Using swi-prolog builtin nth1/3

Instead of reinventing the wheel, you can use the nth1/3 predicate in swi-prolog. Although the arguments are reversed - you need to call it nth1(2,[[1,2],[3,4],[5,6]],R). - it has the advantage that it works in more directions, that most people can come up with a quick solution, but with some probability of bugfree (since it has been tested billions of times for all Prolog programs that use the predicate), and some of these built-in functions are implemented in C ++, which makes them sometimes faster.

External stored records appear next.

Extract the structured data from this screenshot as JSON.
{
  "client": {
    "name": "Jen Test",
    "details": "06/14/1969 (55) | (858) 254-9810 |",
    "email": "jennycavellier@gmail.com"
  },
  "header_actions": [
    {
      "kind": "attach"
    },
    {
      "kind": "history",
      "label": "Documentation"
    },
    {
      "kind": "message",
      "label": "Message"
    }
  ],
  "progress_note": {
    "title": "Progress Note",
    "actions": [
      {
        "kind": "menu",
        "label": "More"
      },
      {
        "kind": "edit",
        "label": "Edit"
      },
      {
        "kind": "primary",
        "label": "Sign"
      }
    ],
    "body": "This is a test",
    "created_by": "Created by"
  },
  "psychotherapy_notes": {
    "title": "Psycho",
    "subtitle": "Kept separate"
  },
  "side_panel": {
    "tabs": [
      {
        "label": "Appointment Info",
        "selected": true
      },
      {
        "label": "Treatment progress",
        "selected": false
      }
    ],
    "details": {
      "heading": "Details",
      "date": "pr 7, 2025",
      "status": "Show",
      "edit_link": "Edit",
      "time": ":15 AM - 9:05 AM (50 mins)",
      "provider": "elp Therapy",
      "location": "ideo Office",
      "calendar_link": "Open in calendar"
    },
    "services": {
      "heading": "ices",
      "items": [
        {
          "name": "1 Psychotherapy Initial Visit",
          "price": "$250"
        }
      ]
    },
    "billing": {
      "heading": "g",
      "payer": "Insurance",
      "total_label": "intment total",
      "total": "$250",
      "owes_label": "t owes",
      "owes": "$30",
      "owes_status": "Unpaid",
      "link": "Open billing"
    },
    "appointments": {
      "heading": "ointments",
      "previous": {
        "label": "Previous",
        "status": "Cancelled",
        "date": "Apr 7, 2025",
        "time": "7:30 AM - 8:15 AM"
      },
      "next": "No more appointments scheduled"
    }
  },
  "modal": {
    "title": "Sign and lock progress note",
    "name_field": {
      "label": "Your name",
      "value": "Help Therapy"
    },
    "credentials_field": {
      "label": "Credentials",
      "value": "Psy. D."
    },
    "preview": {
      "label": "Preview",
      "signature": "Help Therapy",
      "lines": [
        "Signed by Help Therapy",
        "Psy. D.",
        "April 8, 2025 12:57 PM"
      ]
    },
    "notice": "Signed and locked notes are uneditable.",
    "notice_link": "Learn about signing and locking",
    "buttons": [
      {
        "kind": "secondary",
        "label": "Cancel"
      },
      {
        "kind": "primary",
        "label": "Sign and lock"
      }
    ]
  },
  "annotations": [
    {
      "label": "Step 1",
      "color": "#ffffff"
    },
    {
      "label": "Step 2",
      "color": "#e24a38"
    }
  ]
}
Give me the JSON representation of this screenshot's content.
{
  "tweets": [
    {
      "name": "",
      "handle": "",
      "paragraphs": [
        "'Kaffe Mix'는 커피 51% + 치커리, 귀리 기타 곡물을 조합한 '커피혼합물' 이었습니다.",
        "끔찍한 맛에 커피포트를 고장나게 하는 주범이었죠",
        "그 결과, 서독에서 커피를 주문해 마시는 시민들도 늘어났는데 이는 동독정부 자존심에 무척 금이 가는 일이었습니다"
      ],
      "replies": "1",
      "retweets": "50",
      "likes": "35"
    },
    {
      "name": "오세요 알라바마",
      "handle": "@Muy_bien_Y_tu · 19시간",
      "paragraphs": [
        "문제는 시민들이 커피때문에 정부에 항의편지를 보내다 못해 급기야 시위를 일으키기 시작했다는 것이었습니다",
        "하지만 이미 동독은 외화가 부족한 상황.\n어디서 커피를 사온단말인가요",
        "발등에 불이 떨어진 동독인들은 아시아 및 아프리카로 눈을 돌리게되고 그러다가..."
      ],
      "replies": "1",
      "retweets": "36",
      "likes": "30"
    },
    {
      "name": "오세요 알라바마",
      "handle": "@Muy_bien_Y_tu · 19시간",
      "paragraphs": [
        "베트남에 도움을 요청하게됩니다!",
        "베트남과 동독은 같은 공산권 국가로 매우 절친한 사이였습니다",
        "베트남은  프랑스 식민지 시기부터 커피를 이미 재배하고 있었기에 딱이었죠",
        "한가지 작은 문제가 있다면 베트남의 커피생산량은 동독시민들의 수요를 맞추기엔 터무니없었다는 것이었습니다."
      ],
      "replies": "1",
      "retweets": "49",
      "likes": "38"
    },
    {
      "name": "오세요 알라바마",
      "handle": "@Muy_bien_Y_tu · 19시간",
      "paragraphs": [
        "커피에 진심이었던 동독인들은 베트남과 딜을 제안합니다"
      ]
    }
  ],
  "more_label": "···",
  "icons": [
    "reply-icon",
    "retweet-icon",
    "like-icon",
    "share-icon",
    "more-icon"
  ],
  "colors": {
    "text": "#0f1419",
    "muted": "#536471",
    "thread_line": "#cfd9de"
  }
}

For instance:

 ?- nth1(2, [[1,2],[3,4],[5,6]], R). R = [3, 4]. ?- nth1(I, [[1,2],[3,4],[5,6]], [5,6]). I = 3. ?- nth1(I, [[1,2],[3,4],[5,6]], R). I = 1, R = [1, 2] ; I = 2, R = [3, 4] ; I = 3, R = [5, 6]. ?- nth1(I,M,[2,3]). I = 1, M = [[2, 3]|_G23] ; I = 2, M = [_G22, [2, 3]|_G26] ; I = 3, M = [_G22, _G25, [2, 3]|_G29] ; I = 4, M = [_G22, _G25, _G28, [2, 3]|_G32] . 

So you can ask what the second row is, ask where row [5,6] , make the query more general by responding with tuples of index I and row R and generate a matrix with row [2,3] somewhere.